Last week, the week following the PBOC’s rate cut, primary home transaction volume increased by 6% week-over-week for both units and sqm sold nationwide. That compares to 100% and 105% week-on-week increases, respectively, during the week immediately after the announcement of the mortgage lending relaxation on September 30. Secondary home transactions changed by -1.4% and 2.2% in units and sqm sold nationwide, compared to 238% and 244% respective increases during the week following the September mortgage policy change. (See charts below)

So far, home market data suggests that the rate cut has a much tamer impact on the housing market than the 9.30 policy.

However, during the same week the offshore market surged by ~4%, led by the insurance (+14%) and property (+12%) sectors. The onshore market surged by 8.7% led by real estate (17%) and financials (17%).
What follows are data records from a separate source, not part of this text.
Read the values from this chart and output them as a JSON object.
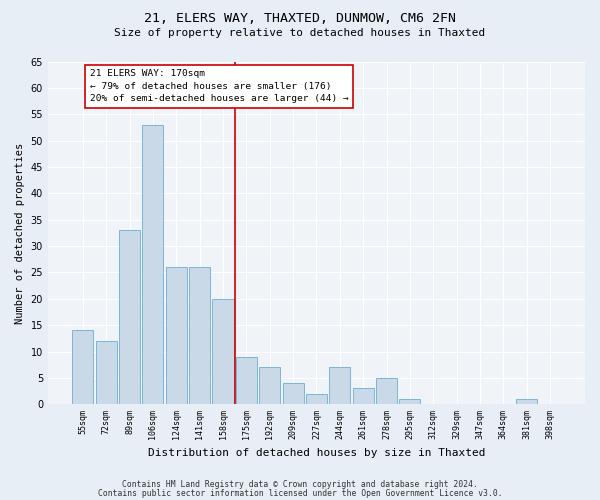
{
  "title1": "21, ELERS WAY, THAXTED, DUNMOW, CM6 2FN",
  "title2": "Size of property relative to detached houses in Thaxted",
  "xlabel": "Distribution of detached houses by size in Thaxted",
  "ylabel": "Number of detached properties",
  "bin_labels": [
    "55sqm",
    "72sqm",
    "89sqm",
    "106sqm",
    "124sqm",
    "141sqm",
    "158sqm",
    "175sqm",
    "192sqm",
    "209sqm",
    "227sqm",
    "244sqm",
    "261sqm",
    "278sqm",
    "295sqm",
    "312sqm",
    "329sqm",
    "347sqm",
    "364sqm",
    "381sqm",
    "398sqm"
  ],
  "bar_values": [
    14,
    12,
    33,
    53,
    26,
    26,
    20,
    9,
    7,
    4,
    2,
    7,
    3,
    5,
    1,
    0,
    0,
    0,
    0,
    1,
    0
  ],
  "bar_color": "#c9d9e8",
  "bar_edgecolor": "#6aaed6",
  "annotation_label": "21 ELERS WAY: 170sqm",
  "annotation_line1": "← 79% of detached houses are smaller (176)",
  "annotation_line2": "20% of semi-detached houses are larger (44) →",
  "vline_color": "#cc0000",
  "annotation_box_edgecolor": "#cc0000",
  "ylim": [
    0,
    65
  ],
  "yticks": [
    0,
    5,
    10,
    15,
    20,
    25,
    30,
    35,
    40,
    45,
    50,
    55,
    60,
    65
  ],
  "footer1": "Contains HM Land Registry data © Crown copyright and database right 2024.",
  "footer2": "Contains public sector information licensed under the Open Government Licence v3.0.",
  "bg_color": "#e8eef5",
  "plot_bg_color": "#f0f4f8"
}
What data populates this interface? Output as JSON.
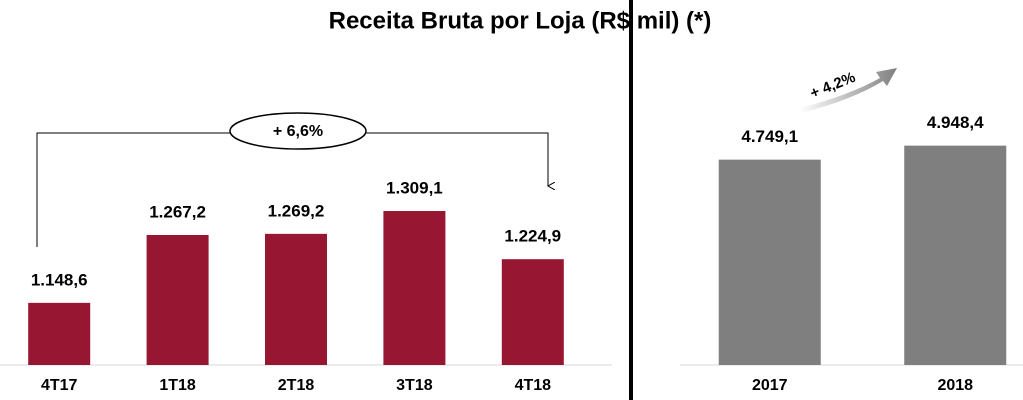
{
  "chart_data": [
    {
      "type": "bar",
      "title": "Receita Bruta por Loja (R$ mil) (*)",
      "categories": [
        "4T17",
        "1T18",
        "2T18",
        "3T18",
        "4T18"
      ],
      "values": [
        1148.6,
        1267.2,
        1269.2,
        1309.1,
        1224.9
      ],
      "value_labels": [
        "1.148,6",
        "1.267,2",
        "1.269,2",
        "1.309,1",
        "1.224,9"
      ],
      "color": "#971733",
      "ylim": [
        1040,
        1400
      ],
      "annotation": "+ 6,6%"
    },
    {
      "type": "bar",
      "categories": [
        "2017",
        "2018"
      ],
      "values": [
        4749.1,
        4948.4
      ],
      "value_labels": [
        "4.749,1",
        "4.948,4"
      ],
      "color": "#7f7f7f",
      "ylim": [
        1830,
        5000
      ],
      "annotation": "+ 4,2%"
    }
  ]
}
We believe the stock market’s recent performance reflects an unwarranted optimism based on a false assumption that the latest PBOC benchmark cut and the future rate cuts (including RRR cuts and other expansionary open market and repo actions) will reverse the deterioration of the residential housing sector, the lynchpin of China’s economy. The policy stimulus will likely mitigate and delay the decline in home prices and transactions, and may even bump up the construction related activities in the near term. However, it will not reverse the weakening of the property market, both secondary and primary. As we have written previously, that weakening is caused by a mismatch between supply (largely of luxury homes) and demand (for social affordable homes), an aging society that leads to fewer first-time buyers, and excessive leverage in the Chinese corporate sector. The excess supply in the housing market must be worked off gradually, and that will require a bigger correction in home prices than seen in 2014.
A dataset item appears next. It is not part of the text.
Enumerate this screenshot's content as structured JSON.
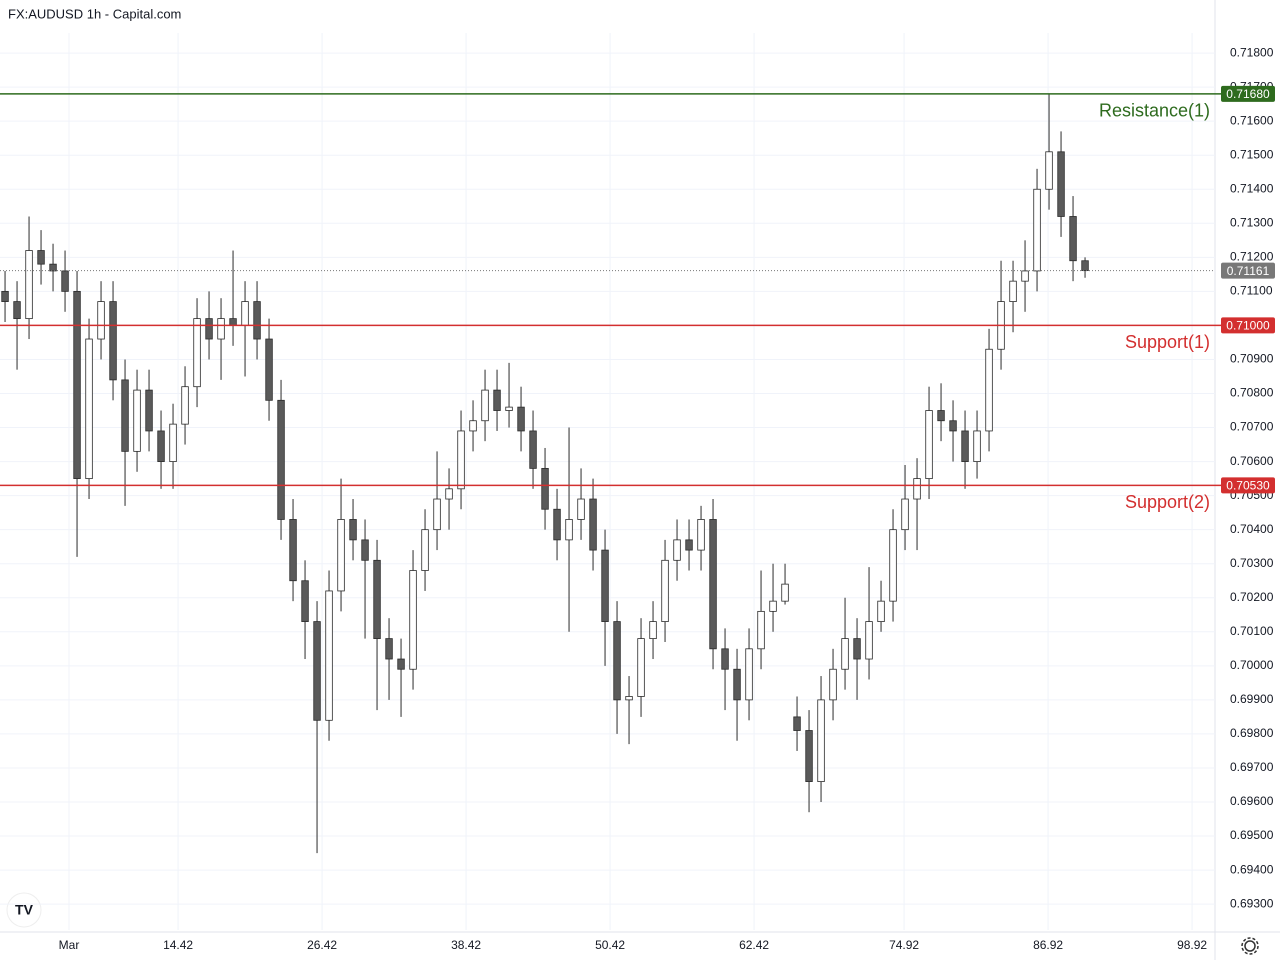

The authorities can and will do more to stimulate the economy, both through further interest rate cuts, reserve requirement ratio cuts and other credit-enhancing measures. The central government may even provide a fiscal stimulus in 2015. If, however, the fiscal stimulus aims to make SOEs (which are already burdened with excess capacity) and local governments use banking sector credit and local government bond issuances to take on more projects with doubtful commercial viability, it will do little other than feed the credit bubble and increase excess capacity.

Only if the fiscal stimulus directly targets consumers and social/affordable housing, and is funded directly or indirectly by the central government, can the slowdown in the economy perhaps be halted. The sharp decline in oil prices (down 40% since June) will provide a boost to consumers in China and to producers that use oil as an input.

A comparison of rate cuts in 2014, 2012 and 2008

We have compared the expansionary monetary policies in 2014, 2012 and 2009, including the benchmark rate cuts, RRR cuts, and other market operations that the central bank attempted in 2008 and in 2012. Together with 4 trillion RMB spending and 10 trillion RMB of bank lending, these measures helped stave off two recessions but also fed a credit bubble and rampant corruption. In 2008, the authorities also eliminated all constraints on lending and credit to promote a big fiscal spending boost, to a large extent through local authorities. In 2012, likewise, authorities introduced fiscal stimulus on top of the rate cut.